The two scientists, from IBM's Research labs in Kenya and Switzerland, are focused on improving financial access for all Africans and enhancing our understanding of the thermal phenomena that occur in nanoscale structures and devices.
Dr. Abdigani Diriye is a scientist and a manager at IBM Research - Africa in Nairobi and he has been recognized as a visionary for his work. Diriye leads the financial services research group, which is focused on technologies to enable people in Africa to access financial services easily. The team has recently developed and deployed a credit scoring system, which is now giving millions of people access to micro-loans through cellphone apps, including funds to meet medical emergencies or to operate a small business. Diriye has also launched an accelerator for startups in his native Somalia, which has ignited a community of innovators, engineers, NGOs and private-sector companies who now support and invest in the local startup tech scene.

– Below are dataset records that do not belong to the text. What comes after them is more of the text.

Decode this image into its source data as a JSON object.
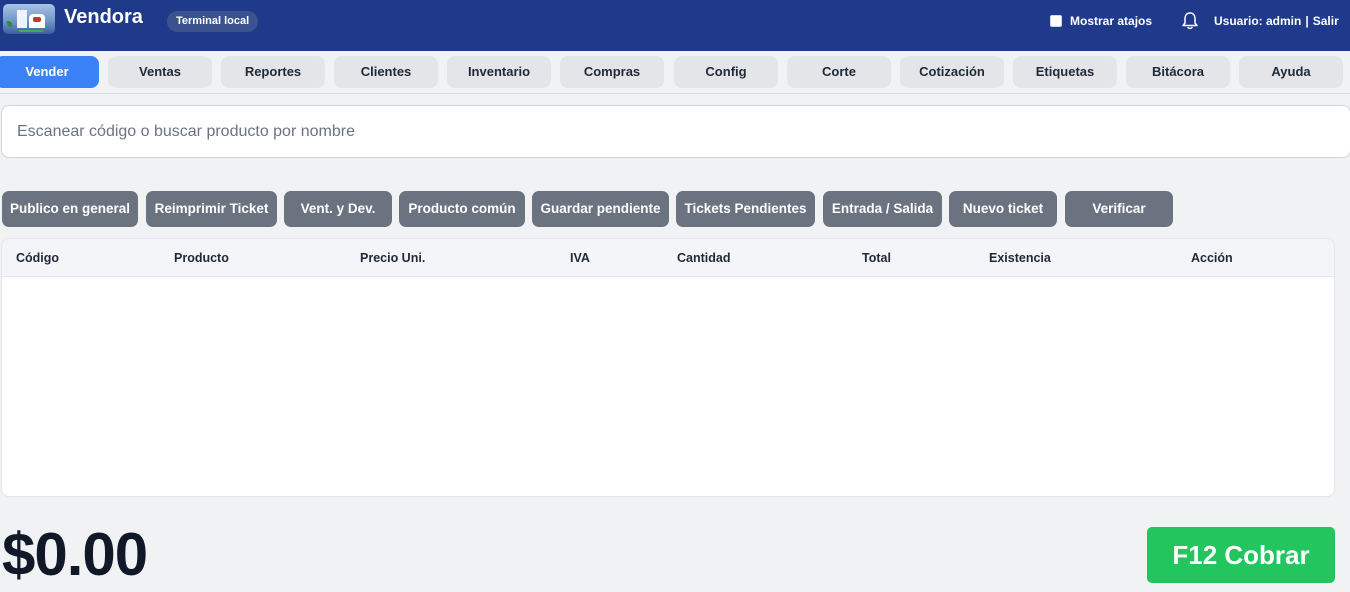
{
  "header": {
    "app_title": "Vendora",
    "terminal_badge": "Terminal local",
    "show_shortcuts_label": "Mostrar atajos",
    "show_shortcuts_checked": false,
    "user_label": "Usuario: admin",
    "separator": "|",
    "logout_label": "Salir",
    "bg_color": "#1f3a8a"
  },
  "nav": {
    "active_index": 0,
    "active_color": "#3b82f6",
    "tabs": [
      {
        "label": "Vender"
      },
      {
        "label": "Ventas"
      },
      {
        "label": "Reportes"
      },
      {
        "label": "Clientes"
      },
      {
        "label": "Inventario"
      },
      {
        "label": "Compras"
      },
      {
        "label": "Config"
      },
      {
        "label": "Corte"
      },
      {
        "label": "Cotización"
      },
      {
        "label": "Etiquetas"
      },
      {
        "label": "Bitácora"
      },
      {
        "label": "Ayuda"
      }
    ]
  },
  "search": {
    "placeholder": "Escanear código o buscar producto por nombre",
    "value": ""
  },
  "actions": {
    "buttons": [
      {
        "label": "Publico en general"
      },
      {
        "label": "Reimprimir Ticket"
      },
      {
        "label": "Vent. y Dev."
      },
      {
        "label": "Producto común"
      },
      {
        "label": "Guardar pendiente"
      },
      {
        "label": "Tickets Pendientes"
      },
      {
        "label": "Entrada / Salida"
      },
      {
        "label": "Nuevo ticket"
      },
      {
        "label": "Verificar"
      }
    ],
    "color": "#6b7280"
  },
  "table": {
    "columns": [
      "Código",
      "Producto",
      "Precio Uni.",
      "IVA",
      "Cantidad",
      "Total",
      "Existencia",
      "Acción"
    ],
    "rows": []
  },
  "footer": {
    "total": "$0.00",
    "charge_label": "F12 Cobrar",
    "charge_color": "#22c55e"
  }
}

Dr. Fabian Menges is a post-doctoral researcher in the materials integration & nanoscale devices group at IBM Research in Zurich and he has been recognized as a pioneer for his work. Menges' research focuses on the experimental characterization of thermal energy transfer and conversion processes in electronic devices. Recently, Menges and his colleagues invented and patented a thermometer for the nanoscale. The research was motivated by the challenge to understand the thermophysical processes which occur at the scale of individual transistors to support the development of novel materials for energy harvesting and cognitive computing. Menges has recently accepted the prestigious Branco Weiss Fellowship with which he will continue his research at the University of Colorado in collaboration with IBM.
The selection process begins with hundreds of nominations from the public, MIT Technology Review editors, and international partners who publish Innovators Under 35 lists in their regions. The editors then trim the list to about 80 people, who submit descriptions of their work and letters of reference. External judges are brought in to rate the finalists on the originality and impact of their work. Based on these ratings, the editors put together a final list of honorees.